Au centre, le portrait est moins clair, selon le chercheur. Lorsque les perturbations (feux, épidémies, etc.) se succèdent rapidement, cela peut amener des accidents de régénération, créant des landes forestières. « Dans ces cas, certaines espèces d’arbres n’ont pas le temps d’avoir de graines pour recoloniser après. La forêt va alors s’ouvrir pour devenir une lande forestière. Celles-ci ne se referment pas. Ça demeure des forêts non productives », révèle M. Villeneuve. Selon le site de Carbone Boréal, une augmentation de ces zones a été constatée au cours des 50 dernières années.

Possibilité forestière

Sur le long terme, la répétition de plusieurs années comme celle de 2023 pourrait mener à des réductions de la possibilité forestière. Cette dernière correspond, pour une unité d’aménagement donnée, au volume maximum des récoltes annuelles de bois par essence ou groupe d’essences que l’on peut prélever tout en assurant le renouvellement et l’évolution de la forêt. Le calcul s’effectue sur 150 ans.

Les incendies ont plusieurs effets sur ces possibilités forestières. Ils peuvent entraîner la diminution de la superficie admissible à la récolte à certaines périodes de l’horizon de calcul ou réduire la superficie des peuplements productifs s’ils entraînent des échecs de régénération. « Les forêts brûlées, en se régénérant naturellement, vont prendre 50 à 80 ans avant d’être prêtes à couper », fait remarquer Claude Villeneuve.

Il ne faut pas oublier que d’autres perturbations peuvent se joindre aux feux de forêt. On peut penser, par exemple, aux épidémies comme celle de la tordeuse des bourgeons de l’épinette ou aux épisodes de chablis, plus localisés.

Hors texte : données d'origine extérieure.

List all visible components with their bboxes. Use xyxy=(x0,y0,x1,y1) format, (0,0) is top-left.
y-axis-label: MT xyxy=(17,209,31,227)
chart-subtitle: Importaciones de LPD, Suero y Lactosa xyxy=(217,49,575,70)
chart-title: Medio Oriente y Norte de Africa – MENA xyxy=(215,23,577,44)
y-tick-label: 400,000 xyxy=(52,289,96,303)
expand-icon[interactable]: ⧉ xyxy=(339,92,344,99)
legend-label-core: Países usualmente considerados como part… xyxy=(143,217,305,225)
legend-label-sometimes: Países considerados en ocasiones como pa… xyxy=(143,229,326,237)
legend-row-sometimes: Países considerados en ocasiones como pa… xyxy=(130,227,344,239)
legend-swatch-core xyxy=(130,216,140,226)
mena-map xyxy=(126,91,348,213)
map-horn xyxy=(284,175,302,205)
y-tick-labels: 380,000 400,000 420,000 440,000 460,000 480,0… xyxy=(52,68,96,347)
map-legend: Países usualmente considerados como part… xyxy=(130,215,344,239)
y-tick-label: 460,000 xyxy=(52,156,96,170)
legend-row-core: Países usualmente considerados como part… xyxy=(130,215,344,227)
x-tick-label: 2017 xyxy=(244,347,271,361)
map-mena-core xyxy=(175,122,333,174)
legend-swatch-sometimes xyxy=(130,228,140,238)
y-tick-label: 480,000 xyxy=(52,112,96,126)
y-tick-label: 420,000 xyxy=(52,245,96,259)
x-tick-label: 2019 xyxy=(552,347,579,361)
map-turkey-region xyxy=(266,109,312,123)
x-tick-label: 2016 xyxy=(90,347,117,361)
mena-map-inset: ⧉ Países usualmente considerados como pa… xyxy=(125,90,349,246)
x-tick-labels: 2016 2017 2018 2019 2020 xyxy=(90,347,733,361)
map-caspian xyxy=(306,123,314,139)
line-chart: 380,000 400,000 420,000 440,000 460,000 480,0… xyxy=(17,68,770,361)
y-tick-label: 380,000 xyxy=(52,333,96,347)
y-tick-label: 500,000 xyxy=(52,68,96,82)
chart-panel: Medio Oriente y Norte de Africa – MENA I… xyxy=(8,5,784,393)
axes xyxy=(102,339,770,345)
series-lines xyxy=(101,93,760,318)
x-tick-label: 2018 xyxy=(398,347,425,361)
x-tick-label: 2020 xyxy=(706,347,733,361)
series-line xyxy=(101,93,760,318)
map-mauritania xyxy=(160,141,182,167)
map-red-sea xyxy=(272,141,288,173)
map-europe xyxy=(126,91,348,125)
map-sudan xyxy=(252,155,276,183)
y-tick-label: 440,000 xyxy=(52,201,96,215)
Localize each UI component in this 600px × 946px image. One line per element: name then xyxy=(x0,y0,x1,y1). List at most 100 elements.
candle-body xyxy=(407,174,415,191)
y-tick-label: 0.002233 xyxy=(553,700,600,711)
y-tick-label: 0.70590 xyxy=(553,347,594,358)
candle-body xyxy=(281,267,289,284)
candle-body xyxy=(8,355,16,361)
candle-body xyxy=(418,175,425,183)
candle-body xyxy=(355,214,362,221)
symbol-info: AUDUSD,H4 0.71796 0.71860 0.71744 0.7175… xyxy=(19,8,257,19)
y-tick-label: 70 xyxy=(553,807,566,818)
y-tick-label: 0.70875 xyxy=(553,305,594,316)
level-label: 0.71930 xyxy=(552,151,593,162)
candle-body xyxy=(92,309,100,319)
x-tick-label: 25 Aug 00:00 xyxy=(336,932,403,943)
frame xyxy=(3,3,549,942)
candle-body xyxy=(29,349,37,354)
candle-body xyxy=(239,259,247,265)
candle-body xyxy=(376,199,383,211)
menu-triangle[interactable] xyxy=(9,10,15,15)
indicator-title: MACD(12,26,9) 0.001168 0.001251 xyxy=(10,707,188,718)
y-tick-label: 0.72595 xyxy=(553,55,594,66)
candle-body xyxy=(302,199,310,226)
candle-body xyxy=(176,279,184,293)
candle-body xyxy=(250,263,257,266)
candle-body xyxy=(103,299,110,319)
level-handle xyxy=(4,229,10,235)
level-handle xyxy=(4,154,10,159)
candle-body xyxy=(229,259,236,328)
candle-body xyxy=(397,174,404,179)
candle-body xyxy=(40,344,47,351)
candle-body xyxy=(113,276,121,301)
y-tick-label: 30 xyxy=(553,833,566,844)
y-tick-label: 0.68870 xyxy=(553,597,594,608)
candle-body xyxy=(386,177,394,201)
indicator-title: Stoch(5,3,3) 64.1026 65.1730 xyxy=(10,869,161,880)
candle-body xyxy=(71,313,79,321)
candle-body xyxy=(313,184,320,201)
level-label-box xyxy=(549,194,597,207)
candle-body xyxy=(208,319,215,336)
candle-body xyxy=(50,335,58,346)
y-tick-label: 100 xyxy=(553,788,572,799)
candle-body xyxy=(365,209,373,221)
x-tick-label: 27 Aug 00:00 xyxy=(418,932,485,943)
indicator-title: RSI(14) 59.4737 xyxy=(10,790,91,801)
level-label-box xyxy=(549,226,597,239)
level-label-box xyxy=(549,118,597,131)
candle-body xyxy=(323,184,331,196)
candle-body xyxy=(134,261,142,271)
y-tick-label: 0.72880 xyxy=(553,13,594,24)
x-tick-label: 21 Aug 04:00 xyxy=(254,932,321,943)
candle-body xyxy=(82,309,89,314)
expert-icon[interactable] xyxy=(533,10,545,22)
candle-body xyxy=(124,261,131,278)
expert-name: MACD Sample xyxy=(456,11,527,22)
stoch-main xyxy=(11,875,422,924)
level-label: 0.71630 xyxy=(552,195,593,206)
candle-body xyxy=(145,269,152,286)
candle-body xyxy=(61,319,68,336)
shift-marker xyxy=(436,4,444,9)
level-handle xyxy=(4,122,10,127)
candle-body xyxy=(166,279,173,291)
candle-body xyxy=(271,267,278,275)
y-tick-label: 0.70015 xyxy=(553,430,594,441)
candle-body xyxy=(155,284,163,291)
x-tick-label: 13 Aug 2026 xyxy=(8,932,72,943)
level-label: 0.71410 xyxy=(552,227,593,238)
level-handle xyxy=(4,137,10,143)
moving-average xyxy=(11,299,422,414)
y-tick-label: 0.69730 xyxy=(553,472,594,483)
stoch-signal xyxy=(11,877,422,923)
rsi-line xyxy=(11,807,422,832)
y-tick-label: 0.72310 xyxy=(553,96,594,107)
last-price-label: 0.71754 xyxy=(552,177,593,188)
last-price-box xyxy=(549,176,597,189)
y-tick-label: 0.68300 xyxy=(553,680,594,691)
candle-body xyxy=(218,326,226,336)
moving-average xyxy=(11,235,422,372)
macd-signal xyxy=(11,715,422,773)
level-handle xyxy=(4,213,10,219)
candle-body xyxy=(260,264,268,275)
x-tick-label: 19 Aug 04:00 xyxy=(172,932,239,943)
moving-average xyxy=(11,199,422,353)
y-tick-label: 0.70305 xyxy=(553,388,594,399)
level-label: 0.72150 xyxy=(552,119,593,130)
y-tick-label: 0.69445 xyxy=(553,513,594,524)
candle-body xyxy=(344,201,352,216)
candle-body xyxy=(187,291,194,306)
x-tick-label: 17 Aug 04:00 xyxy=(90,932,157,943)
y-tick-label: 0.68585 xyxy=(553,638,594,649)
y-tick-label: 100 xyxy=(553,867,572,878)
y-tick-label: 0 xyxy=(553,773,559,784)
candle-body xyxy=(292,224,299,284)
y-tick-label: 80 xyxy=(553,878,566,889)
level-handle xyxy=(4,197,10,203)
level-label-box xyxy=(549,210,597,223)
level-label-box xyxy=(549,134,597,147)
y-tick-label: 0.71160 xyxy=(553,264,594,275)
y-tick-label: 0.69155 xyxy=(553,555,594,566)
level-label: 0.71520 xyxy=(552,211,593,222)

En 2023, ce sont 2 % de la superficie destinée à l’aménagement forestier qui ont été affectés par les brasiers.

C’est pourquoi, afin d’assurer la pérennité de la forêt, le Forestier en chef, Louis Pelletier, a recommandé une révision à la baisse de la possibilité forestière dans les unités d’aménagement dont plus de 5 % de la superficie a été affectée par les feux de 2023. Pour les autres, l’impact sera pris en compte lors du prochain calcul, en 2026. « Le portrait forestier change quand il y a une perturbation naturelle et il faut en tenir compte. L’objectif, c’est d’assurer la pérennité de la ressource », conclut-il.